HapMix: A tool for finding genetic diversity

Alice McCarthy, July 21st, 2011
  • HapMix is designed to identify genetic hotspots of DNA recombination.
    Image: Simon Myers, University of Oxford

When researchers from the Broad Institute and the Department of Human Genetics at Harvard University set about the task of pinpointing ancestral diversity in African Americans, the first tool they used for the job was the HapMix software engine. HapMix is a software tool that helps researchers infer the ancestry of extremely small bits of DNA. “It is a method for reconstructing the mosaic of African and European ancestry that is present in each African-American,” explains David Reich, associate member of the Broad Institute and assistant professor at Harvard Medical School's Department of Genetics and one of the co-writers of the HapMix program. “It is used for determining the ancestral parentage of an African-American person’s genome.” Within an African-American genome, any particular portion may be derived from two European segments, two African segments, or be a mixed segment of both.

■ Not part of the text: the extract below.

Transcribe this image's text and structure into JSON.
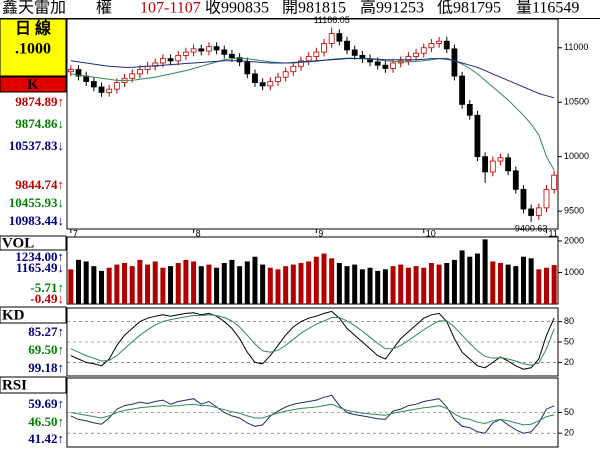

HapMix works by identifying genetic variations that are of very different frequencies between Africans and Europeans. There is actually very little overall genetic differentiation between human populations. At any one site, in fact, there may be zero difference. But when examining 1,000 points right next to each other, evidence piles up about ancestry.

HapMix statistically combines the information for many sites that are next to each other, each of which by itself provide very weak evidence about ancestry, but when combined provides very strong inference about whether it is of African or European ancestry. HapMix was created by David, Simon Myers, a former senior post-doctoral fellow at the Broad now at the University of Oxford, along with Broad Institute colleagues Alkes Price, Nick Patterson, and Arti Tandon. The development team published the open source tool in a 2009 PLoS Genetics paper and it has since become widely used globally for genetic variation studies, including this week’s published study in Nature on the ancestral landscape of African-Americans. (Read the Broad news story here.)

Thanks to tools like HapMix, scientists can home in on extremely small differences in the DNA of different people known as single nucleotide polymorphisms (SNPs) and identify their ancestral origin. “If you look at just one area, you can’t come up with a clear result,” David explains. “But ultimately combining the probabilities from millions of different DNA differences, one can obtain very strong evidence of ancestry.” The type of approach they used to do this, known as a Hidden Markov Model (HMM), is a standard way of combining data from a lot of weak evidence at neighboring sites to provide stronger evidence from the combination.